The Brief Assessment of Cognition in Schizophrenia (BACS) may be an appropriate tool for measuring cognition in elderly patients with bipolar disorder, a pilot study suggests.
There is currently no simple and reliable scale that is specific to this subgroup, say lead researcher Jennyfer Cholet (Université de Nantes, France) and co-workers.
But they say that the BACS fulfills almost all of the specifications for assessing cognition laid down by the International Society for Bipolar Disorders (ISBD) Cognition Committee, in that it measures psychomotor speed, executive functions, attention, verbal memory, and working memory.
The team recruited 42 bipolar disorder patients, aged an average of 70 years, to undergo neurocognitive assessment.
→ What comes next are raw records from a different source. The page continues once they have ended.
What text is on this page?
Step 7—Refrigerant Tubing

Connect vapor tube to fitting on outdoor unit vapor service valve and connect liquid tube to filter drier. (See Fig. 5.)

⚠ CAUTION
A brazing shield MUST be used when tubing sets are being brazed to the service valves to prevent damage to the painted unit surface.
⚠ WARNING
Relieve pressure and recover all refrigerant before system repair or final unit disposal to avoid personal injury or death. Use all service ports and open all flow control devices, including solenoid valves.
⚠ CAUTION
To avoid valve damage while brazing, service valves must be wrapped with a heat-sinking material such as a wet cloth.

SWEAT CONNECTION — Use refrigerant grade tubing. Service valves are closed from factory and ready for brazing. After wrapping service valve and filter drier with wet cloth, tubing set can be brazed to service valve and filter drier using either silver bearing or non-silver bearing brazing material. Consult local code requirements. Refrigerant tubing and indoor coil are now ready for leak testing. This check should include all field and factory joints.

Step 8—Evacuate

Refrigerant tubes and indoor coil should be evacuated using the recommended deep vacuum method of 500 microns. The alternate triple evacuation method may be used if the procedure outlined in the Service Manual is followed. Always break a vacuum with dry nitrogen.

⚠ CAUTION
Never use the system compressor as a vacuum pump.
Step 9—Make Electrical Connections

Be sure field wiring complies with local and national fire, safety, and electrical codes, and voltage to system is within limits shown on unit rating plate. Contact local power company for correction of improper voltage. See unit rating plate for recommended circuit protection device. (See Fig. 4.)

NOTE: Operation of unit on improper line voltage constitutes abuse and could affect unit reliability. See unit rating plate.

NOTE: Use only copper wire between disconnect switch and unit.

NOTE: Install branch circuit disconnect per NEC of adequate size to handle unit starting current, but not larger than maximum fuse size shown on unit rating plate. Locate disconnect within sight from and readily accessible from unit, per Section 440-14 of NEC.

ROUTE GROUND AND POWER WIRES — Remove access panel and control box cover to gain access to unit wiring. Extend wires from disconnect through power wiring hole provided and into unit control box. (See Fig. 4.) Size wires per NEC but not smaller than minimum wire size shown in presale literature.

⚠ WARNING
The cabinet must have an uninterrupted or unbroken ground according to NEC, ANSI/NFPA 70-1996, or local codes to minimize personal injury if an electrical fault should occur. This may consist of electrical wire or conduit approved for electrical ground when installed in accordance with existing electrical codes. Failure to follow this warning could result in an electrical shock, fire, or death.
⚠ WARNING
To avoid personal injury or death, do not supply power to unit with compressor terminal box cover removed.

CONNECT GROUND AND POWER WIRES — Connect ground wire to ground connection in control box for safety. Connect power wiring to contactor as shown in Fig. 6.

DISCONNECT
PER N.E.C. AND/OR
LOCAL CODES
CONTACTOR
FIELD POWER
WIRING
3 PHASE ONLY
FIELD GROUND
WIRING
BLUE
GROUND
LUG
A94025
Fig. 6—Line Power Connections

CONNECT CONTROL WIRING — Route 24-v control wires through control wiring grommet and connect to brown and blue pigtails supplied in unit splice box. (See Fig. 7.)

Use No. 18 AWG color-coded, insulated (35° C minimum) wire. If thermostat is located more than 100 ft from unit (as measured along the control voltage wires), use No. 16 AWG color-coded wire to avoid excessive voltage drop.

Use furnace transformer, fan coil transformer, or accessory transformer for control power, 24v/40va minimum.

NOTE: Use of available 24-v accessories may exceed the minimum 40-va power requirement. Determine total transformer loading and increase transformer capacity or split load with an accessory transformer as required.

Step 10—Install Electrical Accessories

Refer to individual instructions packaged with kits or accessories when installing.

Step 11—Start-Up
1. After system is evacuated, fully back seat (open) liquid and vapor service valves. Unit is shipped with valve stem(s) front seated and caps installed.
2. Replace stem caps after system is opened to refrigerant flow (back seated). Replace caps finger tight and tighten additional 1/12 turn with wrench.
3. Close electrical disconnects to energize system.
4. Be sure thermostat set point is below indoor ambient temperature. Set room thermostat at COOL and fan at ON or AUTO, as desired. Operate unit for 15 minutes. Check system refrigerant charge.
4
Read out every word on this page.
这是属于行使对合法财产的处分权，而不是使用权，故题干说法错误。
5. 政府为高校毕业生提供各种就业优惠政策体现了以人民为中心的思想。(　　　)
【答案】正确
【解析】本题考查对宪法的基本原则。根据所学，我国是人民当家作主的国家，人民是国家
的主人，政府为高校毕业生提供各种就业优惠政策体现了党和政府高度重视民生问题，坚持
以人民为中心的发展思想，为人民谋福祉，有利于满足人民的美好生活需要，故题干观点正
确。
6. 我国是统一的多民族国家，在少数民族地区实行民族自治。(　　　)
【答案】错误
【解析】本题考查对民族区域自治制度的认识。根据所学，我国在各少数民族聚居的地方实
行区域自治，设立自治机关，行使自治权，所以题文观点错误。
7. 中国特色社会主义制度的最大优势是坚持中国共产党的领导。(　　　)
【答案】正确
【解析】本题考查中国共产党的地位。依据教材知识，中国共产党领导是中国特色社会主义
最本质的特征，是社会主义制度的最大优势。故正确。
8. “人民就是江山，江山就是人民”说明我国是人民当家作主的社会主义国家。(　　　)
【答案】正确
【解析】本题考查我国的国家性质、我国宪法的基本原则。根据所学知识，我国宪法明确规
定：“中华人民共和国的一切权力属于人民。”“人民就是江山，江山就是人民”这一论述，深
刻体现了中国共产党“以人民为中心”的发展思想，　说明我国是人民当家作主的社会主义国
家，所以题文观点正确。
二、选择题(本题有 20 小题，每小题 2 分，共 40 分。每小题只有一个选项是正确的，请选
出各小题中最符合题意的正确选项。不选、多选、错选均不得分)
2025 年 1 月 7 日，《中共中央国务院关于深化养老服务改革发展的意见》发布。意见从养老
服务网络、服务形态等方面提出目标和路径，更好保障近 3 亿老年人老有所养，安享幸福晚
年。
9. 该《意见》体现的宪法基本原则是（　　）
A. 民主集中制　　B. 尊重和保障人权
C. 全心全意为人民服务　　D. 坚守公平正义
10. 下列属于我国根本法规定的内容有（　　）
Their scores on the BACS significantly and positively correlated with their scores on a standard battery of tests, and their scores on the BACS subscales correlated with their scores on the corresponding standard tests for the same domains.
Furthermore, BACS scores correlated with patients’ scores on scales measuring their global functioning and activities of daily living.
“Thus, our results revealed that the BACS is a useful and promising tool for the assessment of cognitive functioning in elderly patients with [bipolar disorder],” write the researchers in Bipolar Disorders.
The only recommended item not assessed by the BACS is visual memory. However, Cholet et al found that BACS scores correlated with visual memory scores in the standard tests.
“This finding raises important questions concerning the role and importance of visual memory in executive functions,” they say. “Thus, the relevance of adding a test of visual memory for elderly patients with [bipolar disorder] may be questionable.”
Fifteen patients with schizophrenia, aged an average of 69 years, also completed the neurocognitive assessment. The bipolar disorder patients tended to score more highly on the BACS than these schizophrenia patients, significantly so for global scores and for the List Learning and Token Motor Task subscores. This placed their cognitive function in between that of schizophrenia patients and the normative BACS data.
Given these findings, and that it can be completed in less than 35 minutes, “the BACS could effectively be integrated into a psychiatric follow-up consultation,” conclude the researchers.
“These results are promising and merit replication in a larger sample to better explore the impact of potential confounding factors,” they add.
This article first appeared on ‘News Medical’ on 22 January 2014.